Mental health and suicide prevention services under threat at Nelson Marlborough DHB due to restructure
01 Sep 2017
Nelson Marlborough District Health Board faces the loss of effective and proven mental health services during its current restructuring, reinforcing the reality that DHB’s are struggling to fund essential community mental health treatment due to Government underfunding, says the Public Service Association.
“We believe the restructure currently being finalised at Nelson Marlborough DHB will be seriously damaging to the community, and is completely avoidable – it’s about Government priorities,” says Erin Polaczuk, PSA National Secretary.
Significantly, NMDHB managements’ restructure of mental health services could see the loss of the region’s highly effective Child and Adolescent Mental Health After Hours Crisis Service (CAMHS).
“There has been only one suicide in fourteen years of a client in the care of NMDHB’s CAMHS service, which assists young people to the age of 18 and is a unique service in this region – their efforts have been working in this community,” says Ms Polaczuk.
“Nationally, we have one of the highest youth suicide rates in the OECD, and a dedicated mental health crisis service like CAMHS is crucial in reducing suicide rates.”
“The only reason to now merge this successful service with the wider Adult Mental Health Service – as in other DHBs – is to ‘find efficiencies’ in an already bare–bones health system, and this is incredibly ill-conceived and blind to the evidence”.
To make matters worse, the more intensive family focused work currently done by the Home Based Treatment Team for people over 18 years of age is to be disestablished.
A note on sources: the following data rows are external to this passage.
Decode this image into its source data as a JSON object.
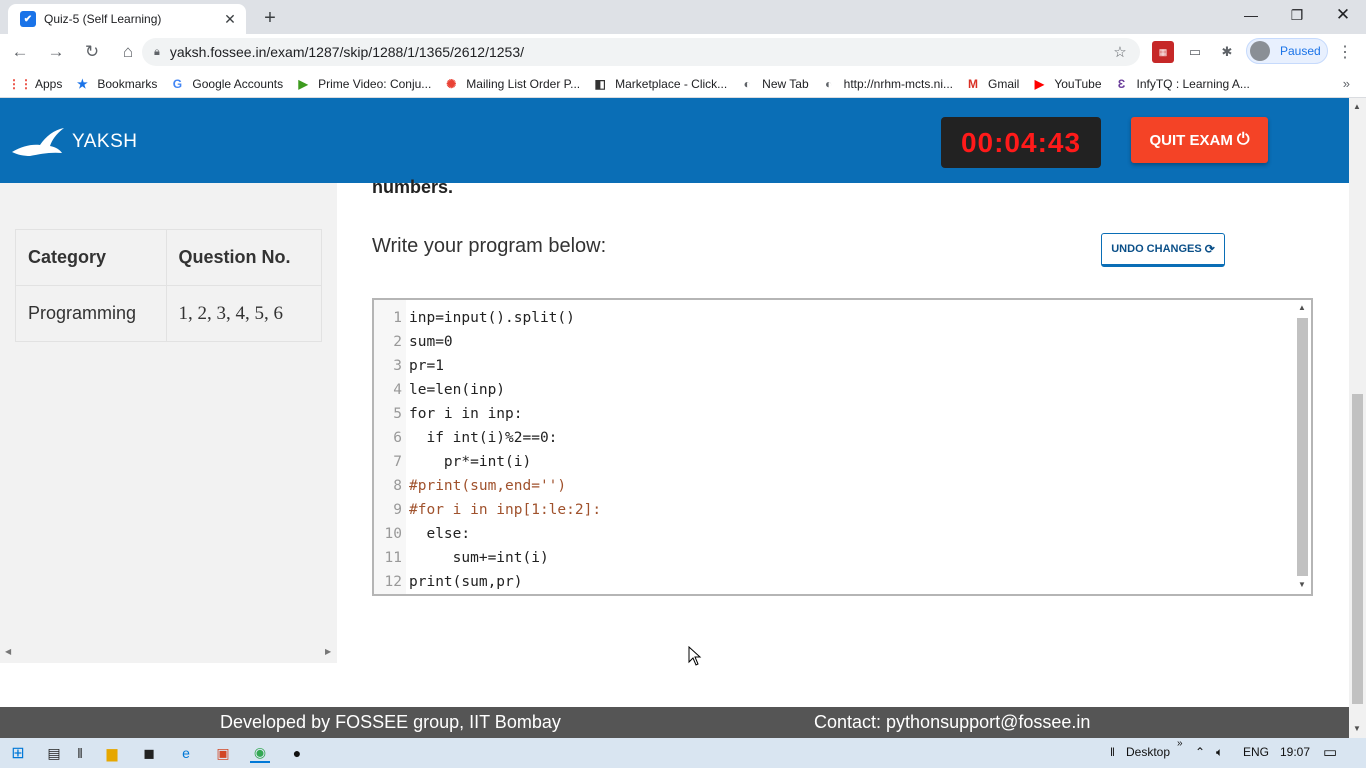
{
  "browser": {
    "tab_title": "Quiz-5 (Self Learning)",
    "url": "yaksh.fossee.in/exam/1287/skip/1288/1/1365/2612/1253/",
    "profile_label": "Paused",
    "bookmarks": [
      {
        "label": "Apps",
        "icon": "apps-grid-icon",
        "color": "#e94235"
      },
      {
        "label": "Bookmarks",
        "icon": "star-icon",
        "color": "#1a73e8"
      },
      {
        "label": "Google Accounts",
        "icon": "google-icon",
        "color": "#4285f4"
      },
      {
        "label": "Prime Video: Conju...",
        "icon": "prime-video-icon",
        "color": "#3d9b1f"
      },
      {
        "label": "Mailing List Order P...",
        "icon": "mailing-icon",
        "color": "#e94235"
      },
      {
        "label": "Marketplace - Click...",
        "icon": "marketplace-icon",
        "color": "#333333"
      },
      {
        "label": "New Tab",
        "icon": "globe-icon",
        "color": "#5f6368"
      },
      {
        "label": "http://nrhm-mcts.ni...",
        "icon": "globe-icon",
        "color": "#5f6368"
      },
      {
        "label": "Gmail",
        "icon": "gmail-icon",
        "color": "#d93025"
      },
      {
        "label": "YouTube",
        "icon": "youtube-icon",
        "color": "#ff0000"
      },
      {
        "label": "InfyTQ : Learning A...",
        "icon": "infytq-icon",
        "color": "#6a3d9a"
      }
    ]
  },
  "header": {
    "logo_text": "YAKSH",
    "timer": "00:04:43",
    "quit_label": "QUIT EXAM"
  },
  "sidebar": {
    "headers": [
      "Category",
      "Question No."
    ],
    "rows": [
      [
        "Programming",
        "1, 2, 3, 4, 5, 6"
      ]
    ]
  },
  "question": {
    "tail_text": "numbers.",
    "prompt": "Write your program below:",
    "undo_label": "UNDO CHANGES"
  },
  "editor": {
    "lines": [
      {
        "n": "1",
        "code": "inp=input().split()",
        "comment": false
      },
      {
        "n": "2",
        "code": "sum=0",
        "comment": false
      },
      {
        "n": "3",
        "code": "pr=1",
        "comment": false
      },
      {
        "n": "4",
        "code": "le=len(inp)",
        "comment": false
      },
      {
        "n": "5",
        "code": "for i in inp:",
        "comment": false
      },
      {
        "n": "6",
        "code": "  if int(i)%2==0:",
        "comment": false
      },
      {
        "n": "7",
        "code": "    pr*=int(i)",
        "comment": false
      },
      {
        "n": "8",
        "code": "#print(sum,end='')",
        "comment": true
      },
      {
        "n": "9",
        "code": "#for i in inp[1:le:2]:",
        "comment": true
      },
      {
        "n": "10",
        "code": "  else:",
        "comment": false
      },
      {
        "n": "11",
        "code": "     sum+=int(i)",
        "comment": false
      },
      {
        "n": "12",
        "code": "print(sum,pr)",
        "comment": false
      }
    ]
  },
  "footer": {
    "developed_by": "Developed by FOSSEE group, IIT Bombay",
    "contact": "Contact: pythonsupport@fossee.in"
  },
  "taskbar": {
    "desktop_label": "Desktop",
    "language": "ENG",
    "time": "19:07"
  },
  "colors": {
    "header_blue": "#0a6eb6",
    "timer_red": "#ff1a1a",
    "quit_red": "#f44326",
    "footer_gray": "#555555"
  }
}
The Home Based Treatment Team works with people who are undergoing significant mental health crises, primarily with adults who are at high risk of suicide. NMDHB also closed the Tipahi Mental Health inpatient rehabilitation service this month.
“The Government should be actively funding successful services like these to reduce our horrendous suicide rates rather than cutting them to compensate for continued under-resourcing of the sector,” says Ms Polaczuk.
“It may sound complex, but the simple underlying truth is that this government has underfunded the health sector by over $2 billion since they took office, and DHB services now bear the burden of trimming their budgets to keep the Minister happy.”